Protests at the World Trade Organization meeting in Seattle sent an important message ”that some of these environmental issues related to trade need to be addressed,” Mooney said.
”All the continents have been put back together” as a result of the global economy and the modern air and shipping routes that connect them, he said.
Mooney said he’d like to see the WTO change the burden of proof so that someone shipping an exotic plant or animal into another country would have to ”demonstrate it won’t do any damage before you let it in.
”The way the rules are written now, in order for a nation to block something from coming in they have to show it will cause damage,” he said.
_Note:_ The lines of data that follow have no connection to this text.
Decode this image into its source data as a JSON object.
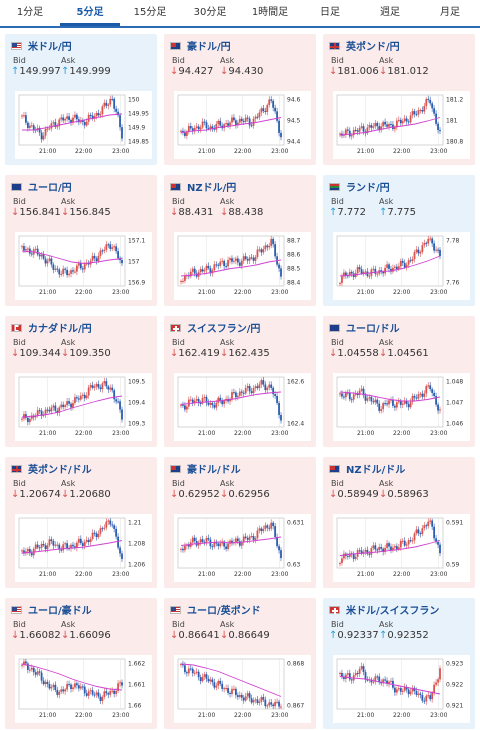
{
  "tabs": [
    "1分足",
    "5分足",
    "15分足",
    "30分足",
    "1時間足",
    "日足",
    "週足",
    "月足"
  ],
  "active_tab": 1,
  "labels": {
    "bid": "Bid",
    "ask": "Ask"
  },
  "colors": {
    "up": "#2a9fd6",
    "down": "#d9534f",
    "ma": "#d040d0"
  },
  "x_ticks": [
    "21:00",
    "22:00",
    "23:00"
  ],
  "cards": [
    {
      "name": "米ドル/円",
      "flag": "us",
      "dir": "up",
      "bid": "149.997",
      "ask": "149.999",
      "yticks": [
        "150",
        "149.95",
        "149.9",
        "149.85"
      ],
      "trend": [
        0.55,
        0.35,
        0.2,
        0.4,
        0.5,
        0.55,
        0.45,
        0.55,
        0.7,
        0.95,
        0.2
      ],
      "ma": [
        0.3,
        0.3,
        0.35,
        0.4,
        0.45,
        0.5,
        0.55,
        0.6,
        0.62
      ]
    },
    {
      "name": "豪ドル/円",
      "flag": "au",
      "dir": "down",
      "bid": "94.427",
      "ask": "94.430",
      "yticks": [
        "94.6",
        "94.5",
        "94.4"
      ],
      "trend": [
        0.25,
        0.3,
        0.4,
        0.35,
        0.4,
        0.45,
        0.5,
        0.45,
        0.65,
        0.9,
        0.2
      ],
      "ma": [
        0.25,
        0.28,
        0.3,
        0.35,
        0.38,
        0.42,
        0.45,
        0.5,
        0.55
      ]
    },
    {
      "name": "英ポンド/円",
      "flag": "gb",
      "dir": "down",
      "bid": "181.006",
      "ask": "181.012",
      "yticks": [
        "181.2",
        "181",
        "180.8"
      ],
      "trend": [
        0.2,
        0.25,
        0.3,
        0.35,
        0.4,
        0.38,
        0.45,
        0.55,
        0.7,
        0.9,
        0.2
      ],
      "ma": [
        0.2,
        0.22,
        0.25,
        0.3,
        0.35,
        0.38,
        0.42,
        0.48,
        0.55
      ]
    },
    {
      "name": "ユーロ/円",
      "flag": "eu",
      "dir": "down",
      "bid": "156.841",
      "ask": "156.845",
      "yticks": [
        "157.1",
        "157",
        "156.9"
      ],
      "trend": [
        0.75,
        0.7,
        0.6,
        0.4,
        0.25,
        0.3,
        0.4,
        0.5,
        0.7,
        0.85,
        0.4
      ],
      "ma": [
        0.7,
        0.68,
        0.62,
        0.55,
        0.48,
        0.45,
        0.48,
        0.52,
        0.55
      ]
    },
    {
      "name": "NZドル/円",
      "flag": "nz",
      "dir": "down",
      "bid": "88.431",
      "ask": "88.438",
      "yticks": [
        "88.7",
        "88.6",
        "88.5",
        "88.4"
      ],
      "trend": [
        0.15,
        0.25,
        0.3,
        0.35,
        0.45,
        0.5,
        0.5,
        0.55,
        0.7,
        0.9,
        0.2
      ],
      "ma": [
        0.2,
        0.22,
        0.25,
        0.3,
        0.35,
        0.38,
        0.42,
        0.48,
        0.52
      ]
    },
    {
      "name": "ランド/円",
      "flag": "za",
      "dir": "up",
      "bid": "7.772",
      "ask": "7.775",
      "yticks": [
        "7.78",
        "7.76"
      ],
      "trend": [
        0.15,
        0.25,
        0.3,
        0.25,
        0.3,
        0.35,
        0.4,
        0.5,
        0.75,
        0.95,
        0.6
      ],
      "ma": [
        0.2,
        0.22,
        0.25,
        0.28,
        0.3,
        0.35,
        0.42,
        0.5,
        0.6
      ]
    },
    {
      "name": "カナダドル/円",
      "flag": "ca",
      "dir": "down",
      "bid": "109.344",
      "ask": "109.350",
      "yticks": [
        "109.5",
        "109.4",
        "109.3"
      ],
      "trend": [
        0.15,
        0.2,
        0.3,
        0.35,
        0.4,
        0.5,
        0.6,
        0.8,
        0.85,
        0.75,
        0.2
      ],
      "ma": [
        0.2,
        0.22,
        0.25,
        0.3,
        0.38,
        0.45,
        0.52,
        0.58,
        0.62
      ]
    },
    {
      "name": "スイスフラン/円",
      "flag": "ch",
      "dir": "down",
      "bid": "162.419",
      "ask": "162.435",
      "yticks": [
        "162.6",
        "162.4"
      ],
      "trend": [
        0.4,
        0.5,
        0.55,
        0.45,
        0.5,
        0.6,
        0.7,
        0.75,
        0.85,
        0.8,
        0.2
      ],
      "ma": [
        0.45,
        0.48,
        0.5,
        0.52,
        0.55,
        0.6,
        0.65,
        0.68,
        0.7
      ]
    },
    {
      "name": "ユーロ/ドル",
      "flag": "eu",
      "dir": "down",
      "bid": "1.04558",
      "ask": "1.04561",
      "yticks": [
        "1.048",
        "1.047",
        "1.046"
      ],
      "trend": [
        0.65,
        0.6,
        0.7,
        0.55,
        0.4,
        0.5,
        0.45,
        0.5,
        0.65,
        0.8,
        0.3
      ],
      "ma": [
        0.7,
        0.68,
        0.65,
        0.6,
        0.55,
        0.52,
        0.52,
        0.55,
        0.6
      ]
    },
    {
      "name": "英ポンド/ドル",
      "flag": "gb",
      "dir": "down",
      "bid": "1.20674",
      "ask": "1.20680",
      "yticks": [
        "1.21",
        "1.208",
        "1.206"
      ],
      "trend": [
        0.3,
        0.35,
        0.45,
        0.5,
        0.4,
        0.45,
        0.5,
        0.6,
        0.8,
        0.95,
        0.1
      ],
      "ma": [
        0.3,
        0.32,
        0.35,
        0.38,
        0.4,
        0.42,
        0.46,
        0.5,
        0.55
      ]
    },
    {
      "name": "豪ドル/ドル",
      "flag": "au",
      "dir": "down",
      "bid": "0.62952",
      "ask": "0.62956",
      "yticks": [
        "0.631",
        "0.63"
      ],
      "trend": [
        0.4,
        0.5,
        0.55,
        0.5,
        0.45,
        0.5,
        0.55,
        0.6,
        0.75,
        0.9,
        0.2
      ],
      "ma": [
        0.45,
        0.48,
        0.5,
        0.52,
        0.5,
        0.52,
        0.55,
        0.58,
        0.62
      ]
    },
    {
      "name": "NZドル/ドル",
      "flag": "nz",
      "dir": "down",
      "bid": "0.58949",
      "ask": "0.58963",
      "yticks": [
        "0.591",
        "0.59"
      ],
      "trend": [
        0.2,
        0.25,
        0.3,
        0.35,
        0.4,
        0.4,
        0.45,
        0.55,
        0.75,
        0.95,
        0.3
      ],
      "ma": [
        0.25,
        0.28,
        0.3,
        0.32,
        0.35,
        0.38,
        0.42,
        0.48,
        0.55
      ]
    },
    {
      "name": "ユーロ/豪ドル",
      "flag": "us",
      "dir": "down",
      "bid": "1.66082",
      "ask": "1.66096",
      "yticks": [
        "1.662",
        "1.661",
        "1.66"
      ],
      "trend": [
        0.9,
        0.8,
        0.6,
        0.4,
        0.35,
        0.5,
        0.4,
        0.3,
        0.25,
        0.35,
        0.5
      ],
      "ma": [
        0.9,
        0.85,
        0.78,
        0.7,
        0.6,
        0.52,
        0.45,
        0.4,
        0.38
      ]
    },
    {
      "name": "ユーロ/英ポンド",
      "flag": "us",
      "dir": "down",
      "bid": "0.86641",
      "ask": "0.86649",
      "yticks": [
        "0.868",
        "0.867"
      ],
      "trend": [
        0.85,
        0.75,
        0.65,
        0.55,
        0.45,
        0.35,
        0.25,
        0.2,
        0.15,
        0.1,
        0.05
      ],
      "ma": [
        0.9,
        0.88,
        0.82,
        0.75,
        0.65,
        0.55,
        0.45,
        0.35,
        0.25
      ]
    },
    {
      "name": "米ドル/スイスフラン",
      "flag": "ch",
      "dir": "up",
      "bid": "0.92337",
      "ask": "0.92352",
      "yticks": [
        "0.923",
        "0.922",
        "0.921"
      ],
      "trend": [
        0.7,
        0.6,
        0.8,
        0.55,
        0.6,
        0.5,
        0.35,
        0.4,
        0.25,
        0.2,
        0.8
      ],
      "ma": [
        0.65,
        0.62,
        0.6,
        0.55,
        0.5,
        0.45,
        0.4,
        0.35,
        0.3
      ]
    }
  ]
}
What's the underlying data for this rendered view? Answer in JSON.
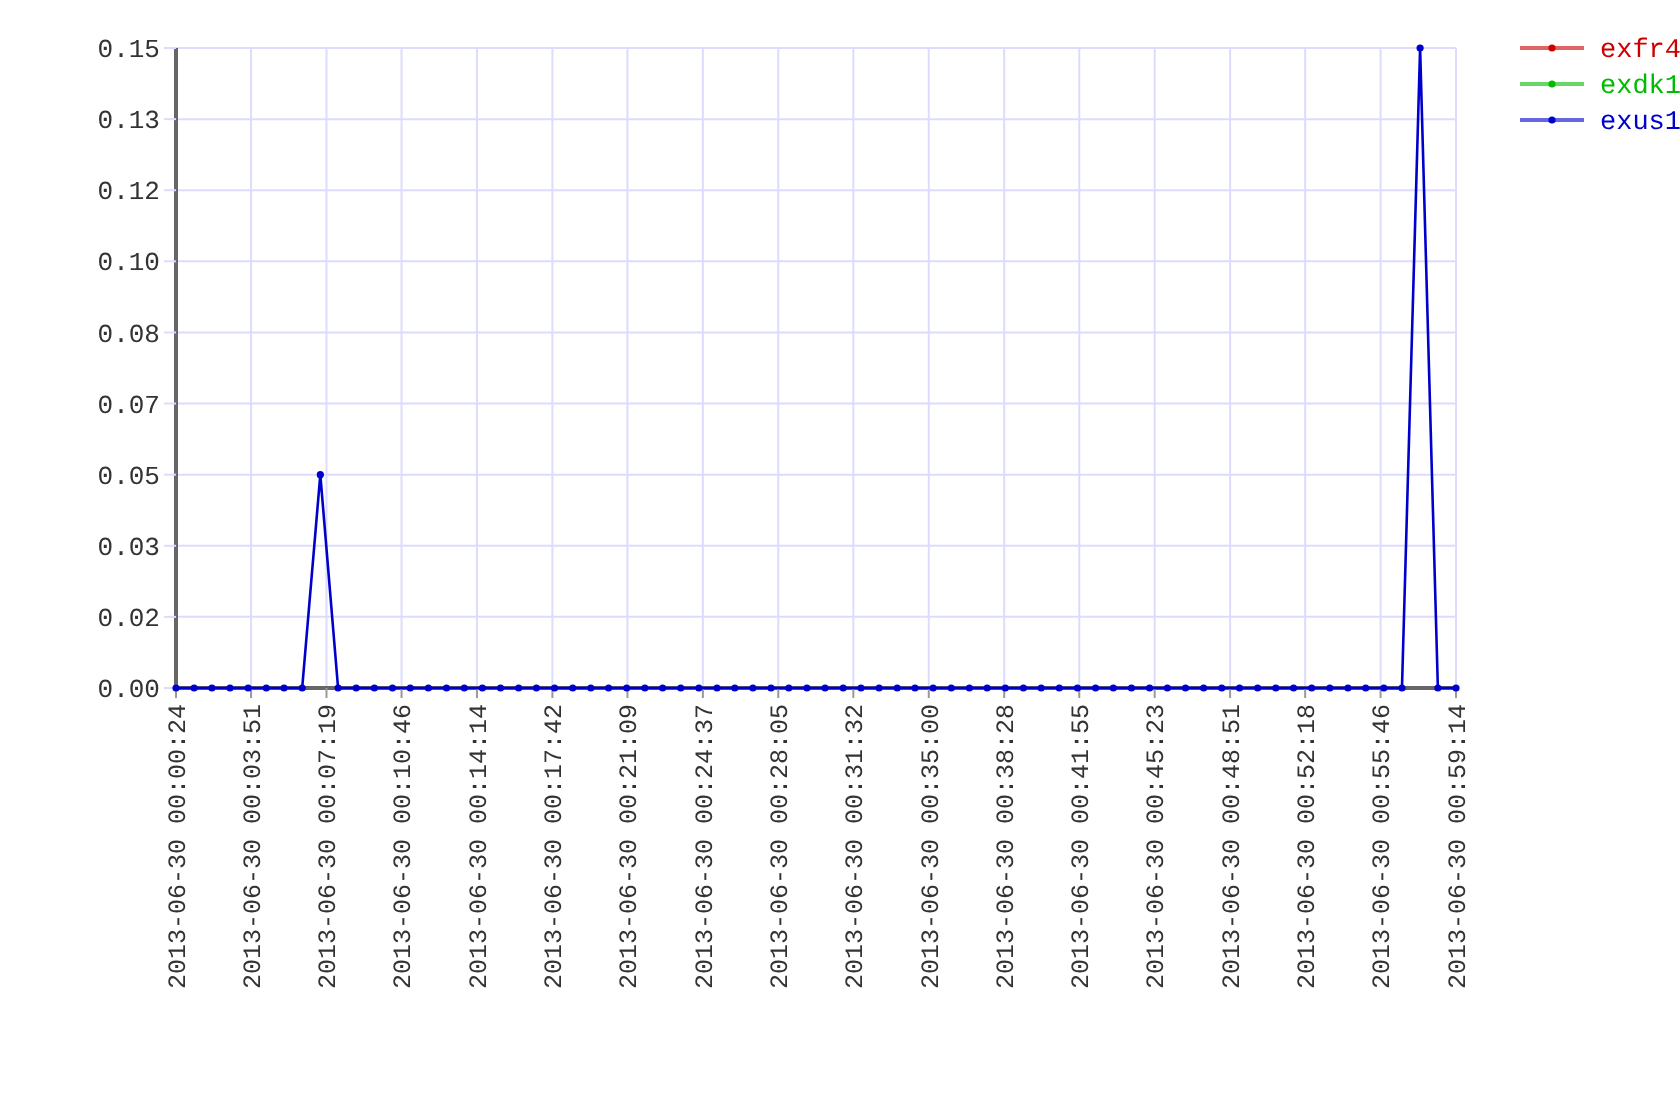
{
  "chart_data": {
    "type": "line",
    "grid": true,
    "legend": "top right",
    "marker": "circle",
    "line_style": "solid",
    "x": [
      "2013-06-30T00:00:24",
      "2013-06-30T00:01:14",
      "2013-06-30T00:02:03",
      "2013-06-30T00:02:53",
      "2013-06-30T00:03:43",
      "2013-06-30T00:04:33",
      "2013-06-30T00:05:22",
      "2013-06-30T00:06:12",
      "2013-06-30T00:07:02",
      "2013-06-30T00:07:51",
      "2013-06-30T00:08:41",
      "2013-06-30T00:09:31",
      "2013-06-30T00:10:21",
      "2013-06-30T00:11:10",
      "2013-06-30T00:12:00",
      "2013-06-30T00:12:50",
      "2013-06-30T00:13:39",
      "2013-06-30T00:14:29",
      "2013-06-30T00:15:19",
      "2013-06-30T00:16:09",
      "2013-06-30T00:16:58",
      "2013-06-30T00:17:48",
      "2013-06-30T00:18:38",
      "2013-06-30T00:19:28",
      "2013-06-30T00:20:17",
      "2013-06-30T00:21:07",
      "2013-06-30T00:21:57",
      "2013-06-30T00:22:46",
      "2013-06-30T00:23:36",
      "2013-06-30T00:24:26",
      "2013-06-30T00:25:16",
      "2013-06-30T00:26:05",
      "2013-06-30T00:26:55",
      "2013-06-30T00:27:45",
      "2013-06-30T00:28:34",
      "2013-06-30T00:29:24",
      "2013-06-30T00:30:14",
      "2013-06-30T00:31:04",
      "2013-06-30T00:31:53",
      "2013-06-30T00:32:43",
      "2013-06-30T00:33:33",
      "2013-06-30T00:34:22",
      "2013-06-30T00:35:12",
      "2013-06-30T00:36:02",
      "2013-06-30T00:36:52",
      "2013-06-30T00:37:41",
      "2013-06-30T00:38:31",
      "2013-06-30T00:39:21",
      "2013-06-30T00:40:10",
      "2013-06-30T00:41:00",
      "2013-06-30T00:41:50",
      "2013-06-30T00:42:40",
      "2013-06-30T00:43:29",
      "2013-06-30T00:44:19",
      "2013-06-30T00:45:09",
      "2013-06-30T00:45:58",
      "2013-06-30T00:46:48",
      "2013-06-30T00:47:38",
      "2013-06-30T00:48:28",
      "2013-06-30T00:49:17",
      "2013-06-30T00:50:07",
      "2013-06-30T00:50:57",
      "2013-06-30T00:51:46",
      "2013-06-30T00:52:36",
      "2013-06-30T00:53:26",
      "2013-06-30T00:54:16",
      "2013-06-30T00:55:05",
      "2013-06-30T00:55:55",
      "2013-06-30T00:56:45",
      "2013-06-30T00:57:35",
      "2013-06-30T00:58:24",
      "2013-06-30T00:59:14"
    ],
    "xlim": [
      "2013-06-30T00:00:24",
      "2013-06-30T00:59:14"
    ],
    "xticks": [
      {
        "value": "2013-06-30T00:00:24",
        "label": "2013-06-30 00:00:24"
      },
      {
        "value": "2013-06-30T00:03:51",
        "label": "2013-06-30 00:03:51"
      },
      {
        "value": "2013-06-30T00:07:19",
        "label": "2013-06-30 00:07:19"
      },
      {
        "value": "2013-06-30T00:10:46",
        "label": "2013-06-30 00:10:46"
      },
      {
        "value": "2013-06-30T00:14:14",
        "label": "2013-06-30 00:14:14"
      },
      {
        "value": "2013-06-30T00:17:42",
        "label": "2013-06-30 00:17:42"
      },
      {
        "value": "2013-06-30T00:21:09",
        "label": "2013-06-30 00:21:09"
      },
      {
        "value": "2013-06-30T00:24:37",
        "label": "2013-06-30 00:24:37"
      },
      {
        "value": "2013-06-30T00:28:05",
        "label": "2013-06-30 00:28:05"
      },
      {
        "value": "2013-06-30T00:31:32",
        "label": "2013-06-30 00:31:32"
      },
      {
        "value": "2013-06-30T00:35:00",
        "label": "2013-06-30 00:35:00"
      },
      {
        "value": "2013-06-30T00:38:28",
        "label": "2013-06-30 00:38:28"
      },
      {
        "value": "2013-06-30T00:41:55",
        "label": "2013-06-30 00:41:55"
      },
      {
        "value": "2013-06-30T00:45:23",
        "label": "2013-06-30 00:45:23"
      },
      {
        "value": "2013-06-30T00:48:51",
        "label": "2013-06-30 00:48:51"
      },
      {
        "value": "2013-06-30T00:52:18",
        "label": "2013-06-30 00:52:18"
      },
      {
        "value": "2013-06-30T00:55:46",
        "label": "2013-06-30 00:55:46"
      },
      {
        "value": "2013-06-30T00:59:14",
        "label": "2013-06-30 00:59:14"
      }
    ],
    "ylim": [
      0,
      0.15
    ],
    "yticks": [
      {
        "value": 0,
        "label": "0.00"
      },
      {
        "value": 0.01667,
        "label": "0.02"
      },
      {
        "value": 0.03333,
        "label": "0.03"
      },
      {
        "value": 0.05,
        "label": "0.05"
      },
      {
        "value": 0.06667,
        "label": "0.07"
      },
      {
        "value": 0.08333,
        "label": "0.08"
      },
      {
        "value": 0.1,
        "label": "0.10"
      },
      {
        "value": 0.11667,
        "label": "0.12"
      },
      {
        "value": 0.13333,
        "label": "0.13"
      },
      {
        "value": 0.15,
        "label": "0.15"
      }
    ],
    "series": [
      {
        "name": "exfr4",
        "color": "#cc0000",
        "values": [
          null,
          null,
          null,
          null,
          null,
          null,
          null,
          null,
          null,
          null,
          null,
          null,
          null,
          null,
          null,
          null,
          null,
          null,
          null,
          null,
          null,
          null,
          null,
          null,
          null,
          null,
          null,
          null,
          null,
          null,
          null,
          null,
          null,
          null,
          null,
          null,
          null,
          null,
          null,
          null,
          null,
          null,
          null,
          null,
          null,
          null,
          null,
          null,
          null,
          null,
          null,
          null,
          null,
          null,
          null,
          null,
          null,
          null,
          null,
          null,
          null,
          null,
          null,
          null,
          null,
          null,
          null,
          null,
          null,
          null,
          null,
          null
        ]
      },
      {
        "name": "exdk1",
        "color": "#00bb00",
        "values": [
          null,
          null,
          null,
          null,
          null,
          null,
          null,
          null,
          null,
          null,
          null,
          null,
          null,
          null,
          null,
          null,
          null,
          null,
          null,
          null,
          null,
          null,
          null,
          null,
          null,
          null,
          null,
          null,
          null,
          null,
          null,
          null,
          null,
          null,
          null,
          null,
          null,
          null,
          null,
          null,
          null,
          null,
          null,
          null,
          null,
          null,
          null,
          null,
          null,
          null,
          null,
          null,
          null,
          null,
          null,
          null,
          null,
          null,
          null,
          null,
          null,
          null,
          null,
          null,
          null,
          null,
          null,
          null,
          null,
          null,
          null,
          null
        ]
      },
      {
        "name": "exus1",
        "color": "#0000cc",
        "values": [
          0,
          0,
          0,
          0,
          0,
          0,
          0,
          0,
          0.05,
          0,
          0,
          0,
          0,
          0,
          0,
          0,
          0,
          0,
          0,
          0,
          0,
          0,
          0,
          0,
          0,
          0,
          0,
          0,
          0,
          0,
          0,
          0,
          0,
          0,
          0,
          0,
          0,
          0,
          0,
          0,
          0,
          0,
          0,
          0,
          0,
          0,
          0,
          0,
          0,
          0,
          0,
          0,
          0,
          0,
          0,
          0,
          0,
          0,
          0,
          0,
          0,
          0,
          0,
          0,
          0,
          0,
          0,
          0,
          0,
          0.15,
          0,
          0
        ]
      }
    ]
  }
}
”Science isn’t up to that task. We can’t predict when and where invasions will occur. … And what we have to lose is too great,” he said.
Mooney said the problem with cheatgrass overtaking sage brush in Nevada and other parts of the West ”isn’t peculiar to here.”
It’s typical of other places in the world where woody vegetation – in this case sagebrush – is cleared off the land as the result of some disturbance, he said.
Grasslands that are more susceptible to fire replace the vegetation and in turn catch fire, burning more of the woody material and replacing it again with more grasses, and so on in a cycle, he said.